On Tuesday evening, his prompting and encouragement of a flourishing United attack, notionally consisting of a lone Ruud van Nistelrooy, though constantly supplemented by four rampaging midfielders, was as effective as the manner in which he parried the Lyon forward rapiers.

Yet, like a footballing Billy Connolly, an obliging target still provides an irresistible victim. During a contest of considerable finesse - "a game of magnificent quality," reflected Ferguson - there was an inevitability about the only caution, punishment for Keane's nasty snap at the back of a Lyon player.

It was a sinister calling card from the character who counts any number of officials (especially his now-retired nemesis David Elleray), opposition players (Alf Inge-Haaland and Alan Shearer included) and his own team-mates (just about everyone who has been on the United payroll) among those who have incurred his displeasure. Yet, in truth, what was deemed by Old Trafford regulars as his most influential display of the season was notable for rather more than his hostility to those within limb-lunging range.

It was Ferguson's suggestion, before the start of this season, that he should "lighten up", particularly with regard to his approach towards United's younger players. Frankly, Keane would be about as likely to oblige as Peter Mandelson would if receiving the same request from Tony Blair. Keane simply prefers to tread the dark side.

Anyway, one man's rollicking is another man's "encouragement", as Keane prefers to allude to his glowering growls of disapproval at his team-mates. That said, there is a more mature, "relaxed" approach (his word), which in many ways has enhanced his contribution.

When Ferguson analyses the defining moments in his 18-year career, he will consider the acquisition of Keane among the most crucial. Arguably - and there will be vociferous debate from the direction of Highbury and Anfield - he remains the master of the breed of defensive midfielder blessed with sufficient pace and vision to complement the forward task force.

Certainly, Keane is not inclined to welcome any rivals intent on usurping his kingdom, most notably Patrick Vieira and Steven Gerrard, the former displaying once again that deficiency which led to him being dismissed for the 10th time at PSV Eindhoven, the latter presumably still pondering the wisdom of re-committing himself to Liverpool in the summer.

"Put me up against any of those players and I will win some battles and lose some. That's football. But I still fancy my chances against anyone," says Keane, who regards himself as "still better" than Gerrard and who casts doubts over Vieira as a big-game performer.

In this period of transition, Ferguson will depend significantly on his captain if United are to progress profitably in Europe. Though it is this observer's view that there are too many flaws in both the midfield and rearguard - which includes goalkeeper, one suspects that this is Keane's last opportunity to influence matters. This is, after all, his penultimate season. At the end of the next, when his contract is due to expire, he will be 35. Keane has already embarked on his Uefa coaching licence and has not discouraged speculation that he would relish taking charge of United some day.

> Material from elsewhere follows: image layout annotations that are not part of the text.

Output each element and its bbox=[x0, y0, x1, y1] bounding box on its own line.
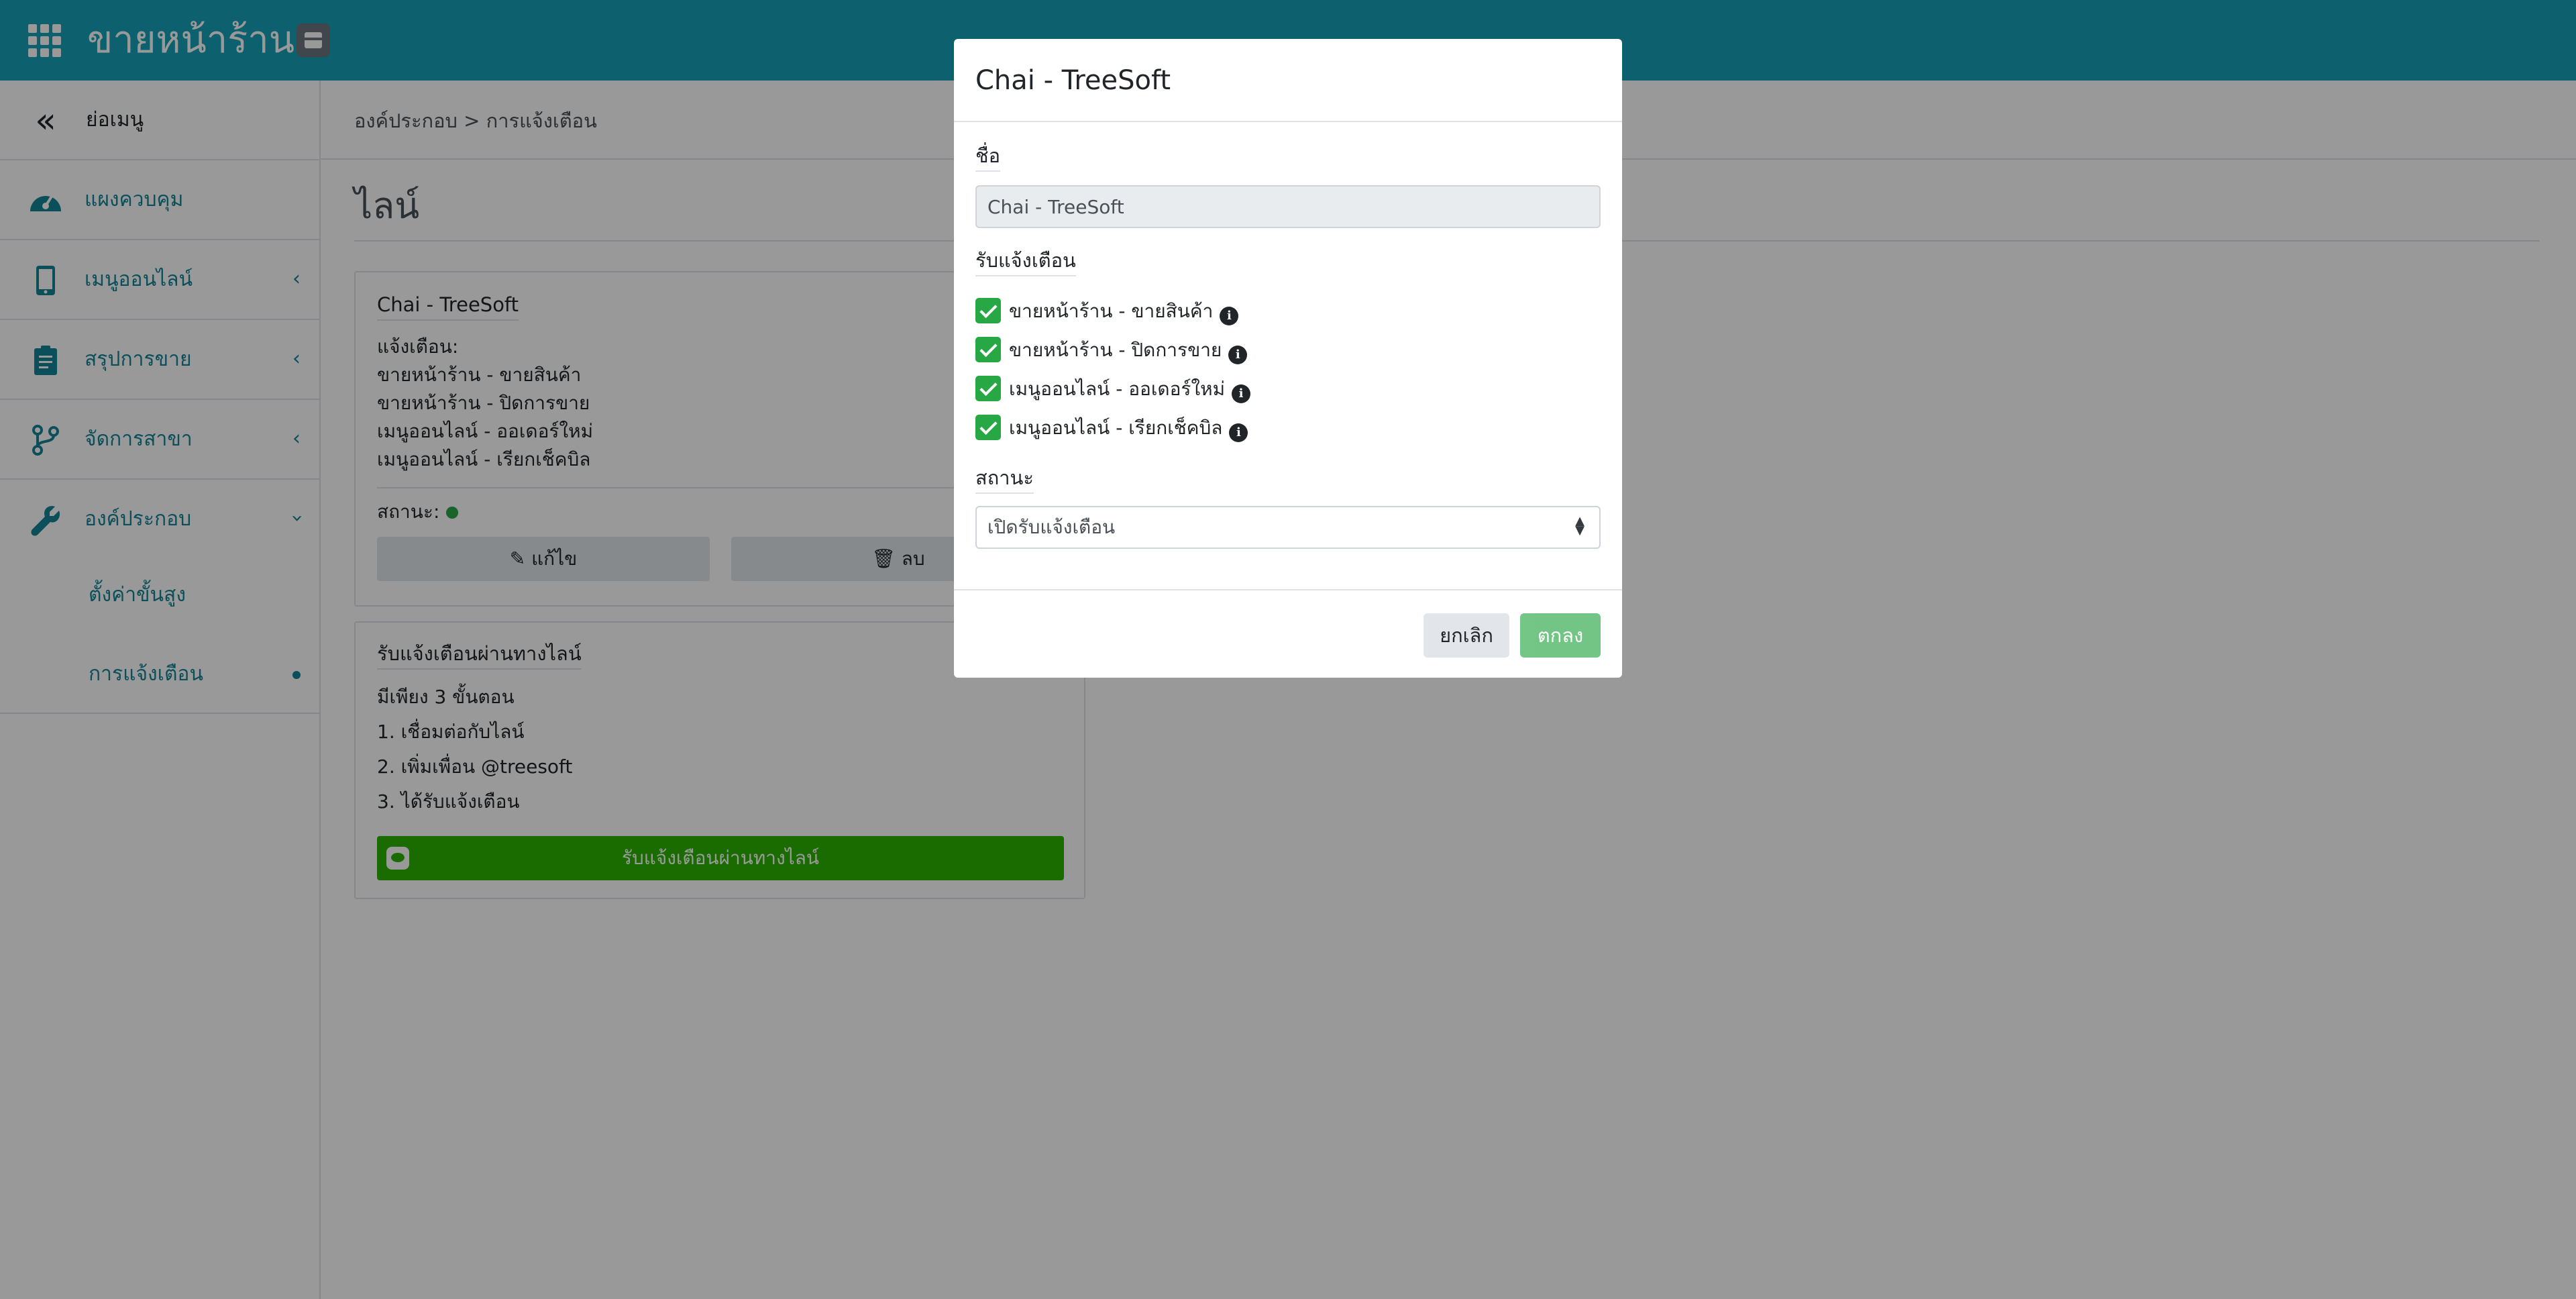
cancel-button[interactable]: ยกเลิก bbox=[1424, 613, 1509, 658]
info-icon[interactable]: i bbox=[1229, 423, 1248, 442]
status-select-value: เปิดรับแจ้งเตือน bbox=[987, 516, 1116, 538]
edit-notification-modal: Chai - TreeSoft ชื่อ รับแจ้งเตือน ขายหน้… bbox=[954, 39, 1622, 678]
ok-button[interactable]: ตกลง bbox=[1520, 613, 1601, 658]
modal-header: Chai - TreeSoft bbox=[954, 39, 1622, 122]
status-label: สถานะ bbox=[975, 464, 1034, 494]
name-field[interactable] bbox=[975, 185, 1601, 228]
info-icon[interactable]: i bbox=[1232, 384, 1251, 403]
option-label: ขายหน้าร้าน - ขายสินค้า bbox=[1009, 300, 1214, 322]
checkbox[interactable] bbox=[975, 337, 1001, 362]
checkbox[interactable] bbox=[975, 415, 1001, 440]
select-arrows-icon: ▲ ▼ bbox=[1575, 514, 1585, 537]
option-label: ขายหน้าร้าน - ปิดการขาย bbox=[1009, 339, 1222, 361]
info-icon[interactable]: i bbox=[1228, 346, 1248, 364]
modal-title: Chai - TreeSoft bbox=[975, 65, 1171, 96]
checkbox[interactable] bbox=[975, 376, 1001, 401]
name-label: ชื่อ bbox=[975, 142, 1001, 172]
receive-label: รับแจ้งเตือน bbox=[975, 247, 1076, 276]
option-label: เมนูออนไลน์ - เรียกเช็คบิล bbox=[1009, 417, 1223, 439]
info-icon[interactable]: i bbox=[1220, 307, 1239, 325]
status-select[interactable]: เปิดรับแจ้งเตือน ▲ ▼ bbox=[975, 506, 1601, 549]
option-label: เมนูออนไลน์ - ออเดอร์ใหม่ bbox=[1009, 378, 1226, 400]
modal-footer: ยกเลิก ตกลง bbox=[954, 589, 1622, 678]
checkbox[interactable] bbox=[975, 298, 1001, 323]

So, who would succeed him as a player whose enthusiasm and dedication lifts those around him? Intriguingly, Alan Smith, the man initially acquired as a back-up striker but who performed a convincing job in midfield against Lyon, possesses many of the qualities demanded, not least a preparedness to sacrifice his own physical well-being in the challenge.

For the moment, though, Keane retains the faith of his team-mates, and his public. Ferguson still recalls the moment an outlay of £3,750,000 procured the midfielder from Nottingham Forest. "With Keane secured, I was optimistic that we were entering a period of dominance in English football," said Ferguson. He cannot have imagined how prophetic those sentiments would become.

Whether United can once again inflict themselves as a dominating force in European football is a different matter entirely. You suspect it will be heavily dependent on a man named Keane, a player whose attitude remains precisely that.